When I was a kid, a boy came to school on Halloween dressed in a skirt and a teacher had a fit. He was a nice kid, really quiet and a bit marginalized and she humiliated him as she made it clear that she would not tolerate boys dressed as girls. What I learned from that was that even playing at gender transgression (male to female anyhow) was apparently very upsetting to some people and that made me think hard about my value as a girl. If he had debased himself by looking like me...well then what did that mean for me?

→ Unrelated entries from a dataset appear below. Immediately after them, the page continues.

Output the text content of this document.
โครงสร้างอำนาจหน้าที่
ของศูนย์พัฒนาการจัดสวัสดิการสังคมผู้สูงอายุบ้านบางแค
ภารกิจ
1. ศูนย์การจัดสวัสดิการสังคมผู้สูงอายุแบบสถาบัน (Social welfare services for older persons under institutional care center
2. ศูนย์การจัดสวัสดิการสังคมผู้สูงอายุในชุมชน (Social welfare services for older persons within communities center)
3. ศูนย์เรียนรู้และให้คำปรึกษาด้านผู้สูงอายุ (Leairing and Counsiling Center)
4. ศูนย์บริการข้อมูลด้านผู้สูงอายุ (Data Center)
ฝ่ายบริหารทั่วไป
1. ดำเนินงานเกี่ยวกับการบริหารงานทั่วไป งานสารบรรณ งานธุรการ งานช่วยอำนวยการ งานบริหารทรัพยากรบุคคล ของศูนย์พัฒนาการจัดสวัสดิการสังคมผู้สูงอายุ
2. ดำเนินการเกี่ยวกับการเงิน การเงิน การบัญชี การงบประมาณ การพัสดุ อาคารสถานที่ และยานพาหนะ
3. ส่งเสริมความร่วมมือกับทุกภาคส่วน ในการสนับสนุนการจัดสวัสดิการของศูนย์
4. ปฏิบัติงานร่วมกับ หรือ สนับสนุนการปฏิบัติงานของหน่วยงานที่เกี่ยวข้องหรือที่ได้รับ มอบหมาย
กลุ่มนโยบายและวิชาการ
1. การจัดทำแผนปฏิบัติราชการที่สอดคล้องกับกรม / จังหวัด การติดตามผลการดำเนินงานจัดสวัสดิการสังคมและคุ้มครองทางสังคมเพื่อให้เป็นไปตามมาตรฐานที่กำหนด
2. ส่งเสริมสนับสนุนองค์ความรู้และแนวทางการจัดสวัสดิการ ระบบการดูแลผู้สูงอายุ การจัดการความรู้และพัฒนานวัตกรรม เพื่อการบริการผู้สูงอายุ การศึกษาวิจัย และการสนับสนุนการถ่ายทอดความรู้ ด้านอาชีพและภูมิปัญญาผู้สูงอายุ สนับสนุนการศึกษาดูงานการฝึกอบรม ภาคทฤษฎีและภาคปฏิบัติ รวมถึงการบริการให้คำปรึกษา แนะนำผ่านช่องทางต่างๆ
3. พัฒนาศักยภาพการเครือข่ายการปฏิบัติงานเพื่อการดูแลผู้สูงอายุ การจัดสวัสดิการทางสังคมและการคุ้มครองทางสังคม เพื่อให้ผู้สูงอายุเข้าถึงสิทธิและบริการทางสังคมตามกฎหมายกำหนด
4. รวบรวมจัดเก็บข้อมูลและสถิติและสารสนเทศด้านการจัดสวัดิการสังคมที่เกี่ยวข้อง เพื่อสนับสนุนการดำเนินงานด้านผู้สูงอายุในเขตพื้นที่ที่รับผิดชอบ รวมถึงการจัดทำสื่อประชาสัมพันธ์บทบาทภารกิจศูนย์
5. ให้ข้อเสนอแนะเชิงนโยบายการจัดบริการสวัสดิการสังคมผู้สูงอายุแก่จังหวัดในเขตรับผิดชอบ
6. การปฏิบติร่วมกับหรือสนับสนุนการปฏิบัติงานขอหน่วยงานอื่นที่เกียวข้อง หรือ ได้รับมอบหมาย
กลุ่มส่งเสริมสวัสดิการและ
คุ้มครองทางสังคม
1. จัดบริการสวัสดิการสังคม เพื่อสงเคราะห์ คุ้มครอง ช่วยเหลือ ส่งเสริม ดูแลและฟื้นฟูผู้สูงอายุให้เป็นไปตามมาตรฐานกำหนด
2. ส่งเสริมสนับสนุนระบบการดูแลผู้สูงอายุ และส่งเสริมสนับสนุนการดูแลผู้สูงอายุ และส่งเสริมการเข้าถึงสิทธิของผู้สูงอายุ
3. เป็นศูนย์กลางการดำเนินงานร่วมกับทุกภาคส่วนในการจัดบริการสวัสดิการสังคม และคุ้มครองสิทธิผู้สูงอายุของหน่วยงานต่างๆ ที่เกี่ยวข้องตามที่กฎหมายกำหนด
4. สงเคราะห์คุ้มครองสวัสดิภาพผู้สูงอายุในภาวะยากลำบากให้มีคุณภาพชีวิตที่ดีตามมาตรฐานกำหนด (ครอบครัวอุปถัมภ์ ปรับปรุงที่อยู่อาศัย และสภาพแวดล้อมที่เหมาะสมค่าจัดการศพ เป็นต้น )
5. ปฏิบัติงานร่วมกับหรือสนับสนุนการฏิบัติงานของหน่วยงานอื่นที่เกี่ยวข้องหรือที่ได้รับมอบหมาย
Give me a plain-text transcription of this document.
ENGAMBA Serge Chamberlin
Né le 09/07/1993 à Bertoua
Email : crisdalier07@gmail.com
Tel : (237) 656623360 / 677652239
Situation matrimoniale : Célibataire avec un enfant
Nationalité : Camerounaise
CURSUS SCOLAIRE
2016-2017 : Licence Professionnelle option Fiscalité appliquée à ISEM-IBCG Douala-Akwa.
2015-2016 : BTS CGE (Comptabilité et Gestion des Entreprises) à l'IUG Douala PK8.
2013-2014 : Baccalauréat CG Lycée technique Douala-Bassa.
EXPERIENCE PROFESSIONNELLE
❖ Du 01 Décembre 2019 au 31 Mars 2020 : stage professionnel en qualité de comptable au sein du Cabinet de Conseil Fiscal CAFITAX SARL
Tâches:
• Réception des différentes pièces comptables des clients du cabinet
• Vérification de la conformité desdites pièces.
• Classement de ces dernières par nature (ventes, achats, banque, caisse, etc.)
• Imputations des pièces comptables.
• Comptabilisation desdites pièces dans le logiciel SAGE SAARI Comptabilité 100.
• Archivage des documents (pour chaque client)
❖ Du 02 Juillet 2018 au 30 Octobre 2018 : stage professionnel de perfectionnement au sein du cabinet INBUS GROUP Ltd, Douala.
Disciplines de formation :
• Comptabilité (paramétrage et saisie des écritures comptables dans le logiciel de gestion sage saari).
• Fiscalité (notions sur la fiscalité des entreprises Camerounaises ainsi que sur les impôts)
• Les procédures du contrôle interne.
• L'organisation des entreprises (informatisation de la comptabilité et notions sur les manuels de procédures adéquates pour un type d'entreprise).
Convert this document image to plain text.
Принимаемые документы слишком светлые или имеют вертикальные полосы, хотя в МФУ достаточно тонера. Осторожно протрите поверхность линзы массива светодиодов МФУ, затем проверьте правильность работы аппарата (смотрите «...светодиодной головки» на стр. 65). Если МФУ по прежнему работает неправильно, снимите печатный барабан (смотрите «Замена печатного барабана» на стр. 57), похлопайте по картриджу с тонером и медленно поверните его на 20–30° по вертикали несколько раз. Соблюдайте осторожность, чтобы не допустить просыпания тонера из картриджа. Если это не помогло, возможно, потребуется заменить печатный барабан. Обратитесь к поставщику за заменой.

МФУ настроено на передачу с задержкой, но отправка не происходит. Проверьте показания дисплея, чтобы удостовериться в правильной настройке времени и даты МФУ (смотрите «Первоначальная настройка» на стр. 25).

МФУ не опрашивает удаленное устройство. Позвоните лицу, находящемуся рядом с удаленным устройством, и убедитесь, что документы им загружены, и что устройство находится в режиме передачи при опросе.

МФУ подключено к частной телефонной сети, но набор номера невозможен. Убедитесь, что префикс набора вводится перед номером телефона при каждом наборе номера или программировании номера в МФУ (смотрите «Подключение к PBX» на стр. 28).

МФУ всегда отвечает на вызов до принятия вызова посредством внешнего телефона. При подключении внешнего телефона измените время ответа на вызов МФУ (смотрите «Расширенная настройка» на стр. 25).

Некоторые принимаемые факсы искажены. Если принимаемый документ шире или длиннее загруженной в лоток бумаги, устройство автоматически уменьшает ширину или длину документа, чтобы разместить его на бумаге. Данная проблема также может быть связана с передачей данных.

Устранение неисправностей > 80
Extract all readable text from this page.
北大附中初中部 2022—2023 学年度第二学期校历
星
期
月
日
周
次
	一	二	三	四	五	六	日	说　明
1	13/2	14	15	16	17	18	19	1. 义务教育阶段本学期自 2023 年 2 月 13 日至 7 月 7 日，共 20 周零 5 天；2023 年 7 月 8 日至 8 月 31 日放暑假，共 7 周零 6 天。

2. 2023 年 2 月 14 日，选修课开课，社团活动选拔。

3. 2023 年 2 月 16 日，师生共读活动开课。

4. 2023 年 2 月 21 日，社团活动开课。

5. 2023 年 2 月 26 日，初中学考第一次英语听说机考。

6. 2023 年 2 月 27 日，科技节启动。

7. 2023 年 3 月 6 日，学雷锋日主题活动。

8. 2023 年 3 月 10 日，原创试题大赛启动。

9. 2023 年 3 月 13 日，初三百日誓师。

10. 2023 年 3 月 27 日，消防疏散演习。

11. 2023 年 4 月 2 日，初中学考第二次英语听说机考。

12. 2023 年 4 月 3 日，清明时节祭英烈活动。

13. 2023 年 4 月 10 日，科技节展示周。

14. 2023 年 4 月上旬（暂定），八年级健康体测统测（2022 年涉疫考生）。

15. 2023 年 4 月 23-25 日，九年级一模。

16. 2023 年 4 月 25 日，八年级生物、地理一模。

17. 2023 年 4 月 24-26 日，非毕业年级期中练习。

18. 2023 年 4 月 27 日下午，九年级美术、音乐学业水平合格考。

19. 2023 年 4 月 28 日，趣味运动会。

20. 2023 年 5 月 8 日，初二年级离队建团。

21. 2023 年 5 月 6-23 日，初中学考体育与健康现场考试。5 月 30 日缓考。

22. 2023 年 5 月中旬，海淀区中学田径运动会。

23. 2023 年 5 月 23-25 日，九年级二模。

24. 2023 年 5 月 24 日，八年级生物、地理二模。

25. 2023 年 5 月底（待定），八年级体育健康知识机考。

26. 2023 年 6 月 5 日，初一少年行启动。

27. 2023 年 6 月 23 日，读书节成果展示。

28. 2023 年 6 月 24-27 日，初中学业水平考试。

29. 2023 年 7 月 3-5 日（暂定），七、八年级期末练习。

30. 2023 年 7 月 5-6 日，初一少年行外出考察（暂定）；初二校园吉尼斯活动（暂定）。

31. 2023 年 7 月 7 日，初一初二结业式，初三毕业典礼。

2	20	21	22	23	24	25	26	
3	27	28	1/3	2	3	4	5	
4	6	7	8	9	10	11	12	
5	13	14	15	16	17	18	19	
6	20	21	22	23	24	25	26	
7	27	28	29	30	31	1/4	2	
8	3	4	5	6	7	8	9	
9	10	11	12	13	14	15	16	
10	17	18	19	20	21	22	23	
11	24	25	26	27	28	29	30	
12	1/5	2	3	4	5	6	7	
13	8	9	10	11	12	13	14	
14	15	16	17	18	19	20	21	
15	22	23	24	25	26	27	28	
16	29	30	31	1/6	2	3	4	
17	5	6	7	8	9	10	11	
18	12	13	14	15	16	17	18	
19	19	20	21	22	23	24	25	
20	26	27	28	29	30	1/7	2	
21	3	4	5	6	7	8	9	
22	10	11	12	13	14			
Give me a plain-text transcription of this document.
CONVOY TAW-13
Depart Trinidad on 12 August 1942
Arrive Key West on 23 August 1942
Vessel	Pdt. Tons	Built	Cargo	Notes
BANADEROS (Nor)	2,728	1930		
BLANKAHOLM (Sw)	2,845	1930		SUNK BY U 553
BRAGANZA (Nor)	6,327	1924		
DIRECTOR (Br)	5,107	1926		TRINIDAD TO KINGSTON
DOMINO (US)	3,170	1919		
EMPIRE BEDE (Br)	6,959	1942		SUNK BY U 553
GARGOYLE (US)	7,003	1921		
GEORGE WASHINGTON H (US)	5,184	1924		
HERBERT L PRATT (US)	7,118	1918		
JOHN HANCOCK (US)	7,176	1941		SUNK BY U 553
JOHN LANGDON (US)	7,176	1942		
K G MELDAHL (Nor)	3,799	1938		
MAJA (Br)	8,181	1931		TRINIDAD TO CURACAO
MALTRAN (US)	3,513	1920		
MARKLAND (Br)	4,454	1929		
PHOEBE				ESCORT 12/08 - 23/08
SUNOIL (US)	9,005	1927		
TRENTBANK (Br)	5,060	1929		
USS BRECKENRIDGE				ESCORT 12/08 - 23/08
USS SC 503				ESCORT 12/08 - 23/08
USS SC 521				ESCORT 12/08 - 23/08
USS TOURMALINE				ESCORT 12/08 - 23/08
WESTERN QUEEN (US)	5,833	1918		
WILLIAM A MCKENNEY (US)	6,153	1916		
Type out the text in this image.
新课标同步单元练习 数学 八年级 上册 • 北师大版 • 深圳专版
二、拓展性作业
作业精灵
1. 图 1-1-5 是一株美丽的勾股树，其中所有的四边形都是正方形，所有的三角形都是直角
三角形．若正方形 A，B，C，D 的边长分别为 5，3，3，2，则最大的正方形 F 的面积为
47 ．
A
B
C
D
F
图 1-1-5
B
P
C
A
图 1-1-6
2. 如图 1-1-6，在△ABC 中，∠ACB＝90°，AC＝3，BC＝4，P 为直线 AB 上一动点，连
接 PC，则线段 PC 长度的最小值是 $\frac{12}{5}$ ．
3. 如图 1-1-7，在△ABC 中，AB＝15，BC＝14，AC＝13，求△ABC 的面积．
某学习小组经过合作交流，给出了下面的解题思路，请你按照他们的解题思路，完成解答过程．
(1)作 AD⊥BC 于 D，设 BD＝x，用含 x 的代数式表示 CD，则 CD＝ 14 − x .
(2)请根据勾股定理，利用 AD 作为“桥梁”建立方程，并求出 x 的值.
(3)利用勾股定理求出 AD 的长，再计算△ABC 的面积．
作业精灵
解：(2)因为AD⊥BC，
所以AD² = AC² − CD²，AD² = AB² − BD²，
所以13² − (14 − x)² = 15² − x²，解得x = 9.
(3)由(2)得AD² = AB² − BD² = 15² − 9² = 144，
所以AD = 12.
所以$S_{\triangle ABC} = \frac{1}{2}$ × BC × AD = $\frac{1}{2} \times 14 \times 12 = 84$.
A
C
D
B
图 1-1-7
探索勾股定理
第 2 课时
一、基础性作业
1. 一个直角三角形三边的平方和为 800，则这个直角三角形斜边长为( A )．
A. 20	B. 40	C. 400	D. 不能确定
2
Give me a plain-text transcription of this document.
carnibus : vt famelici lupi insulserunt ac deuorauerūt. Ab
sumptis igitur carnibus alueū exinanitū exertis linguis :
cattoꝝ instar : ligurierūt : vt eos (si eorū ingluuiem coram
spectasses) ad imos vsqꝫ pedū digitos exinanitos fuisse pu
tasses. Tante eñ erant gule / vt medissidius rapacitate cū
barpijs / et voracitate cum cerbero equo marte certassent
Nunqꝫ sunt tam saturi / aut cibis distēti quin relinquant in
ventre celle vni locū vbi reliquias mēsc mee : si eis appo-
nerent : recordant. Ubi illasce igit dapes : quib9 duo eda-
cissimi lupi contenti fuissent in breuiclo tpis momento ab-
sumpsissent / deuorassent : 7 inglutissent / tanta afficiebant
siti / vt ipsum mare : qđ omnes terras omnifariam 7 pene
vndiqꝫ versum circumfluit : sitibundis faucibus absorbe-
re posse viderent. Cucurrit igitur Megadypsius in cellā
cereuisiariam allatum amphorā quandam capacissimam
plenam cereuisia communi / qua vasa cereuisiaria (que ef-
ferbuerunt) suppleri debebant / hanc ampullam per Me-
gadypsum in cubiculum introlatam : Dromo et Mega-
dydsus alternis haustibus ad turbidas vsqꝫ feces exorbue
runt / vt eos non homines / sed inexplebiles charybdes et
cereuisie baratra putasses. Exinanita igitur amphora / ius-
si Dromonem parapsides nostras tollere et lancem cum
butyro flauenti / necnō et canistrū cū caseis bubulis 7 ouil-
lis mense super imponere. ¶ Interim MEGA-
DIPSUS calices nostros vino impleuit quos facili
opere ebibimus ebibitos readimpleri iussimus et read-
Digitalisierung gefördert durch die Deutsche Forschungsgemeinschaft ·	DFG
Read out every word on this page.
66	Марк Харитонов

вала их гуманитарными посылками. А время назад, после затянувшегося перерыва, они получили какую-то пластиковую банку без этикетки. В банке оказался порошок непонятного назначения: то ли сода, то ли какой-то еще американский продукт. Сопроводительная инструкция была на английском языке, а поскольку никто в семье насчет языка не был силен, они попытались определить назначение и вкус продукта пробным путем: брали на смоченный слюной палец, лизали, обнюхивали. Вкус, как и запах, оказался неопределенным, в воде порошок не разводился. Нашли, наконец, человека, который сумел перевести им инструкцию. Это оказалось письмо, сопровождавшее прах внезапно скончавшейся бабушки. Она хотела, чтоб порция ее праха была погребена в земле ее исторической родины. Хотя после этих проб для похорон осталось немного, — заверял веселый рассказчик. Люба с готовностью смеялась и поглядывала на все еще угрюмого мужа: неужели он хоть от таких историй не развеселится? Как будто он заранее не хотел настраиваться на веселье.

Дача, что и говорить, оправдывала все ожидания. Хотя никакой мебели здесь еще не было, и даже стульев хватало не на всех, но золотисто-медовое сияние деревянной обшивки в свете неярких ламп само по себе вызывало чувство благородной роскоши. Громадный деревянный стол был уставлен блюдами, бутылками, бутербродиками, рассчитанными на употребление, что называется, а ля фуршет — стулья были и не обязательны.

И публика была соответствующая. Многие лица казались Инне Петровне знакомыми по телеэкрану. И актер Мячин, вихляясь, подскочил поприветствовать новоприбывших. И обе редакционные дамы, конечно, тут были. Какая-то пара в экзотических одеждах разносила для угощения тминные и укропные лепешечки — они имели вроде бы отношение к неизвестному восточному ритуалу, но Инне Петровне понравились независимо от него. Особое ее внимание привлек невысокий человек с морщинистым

It was also, I think, a beginning for a kind of core belief that to humiliate anyone regarding their gendered behaviors is inhumane. I think because he was the kind of boy who I would have characterized as gentle and even feminine, one of the few boys who didn't frighten me or mock me, I felt anger at his treatment than I would have otherwise. For some reason when *he* dressed in a skirt, I didn't feel like he was making fun of me. There was sensitivity in it somehow and I think that's why he made the teacher so angry. If he had been a jock, I really doubt the teacher would have come down hard on him like that. She probably would have thought it funny. But he wasn't *that* kind of boy. I sensed that for some reason, he was the kind of boy who could not be allowed to cross-dress because the idea of it wasn't absurd enough to be funny to the other jocks and that made it *dangerous*.
I was really angry that day with that teacher. Really angry. And I find, oddly enough, that I'm still angry about it today. Or sad. Yes. I guess the right word is "sad"- for him, for me, and for the teacher too. Just an old childhood memory. Funny how they haunt us.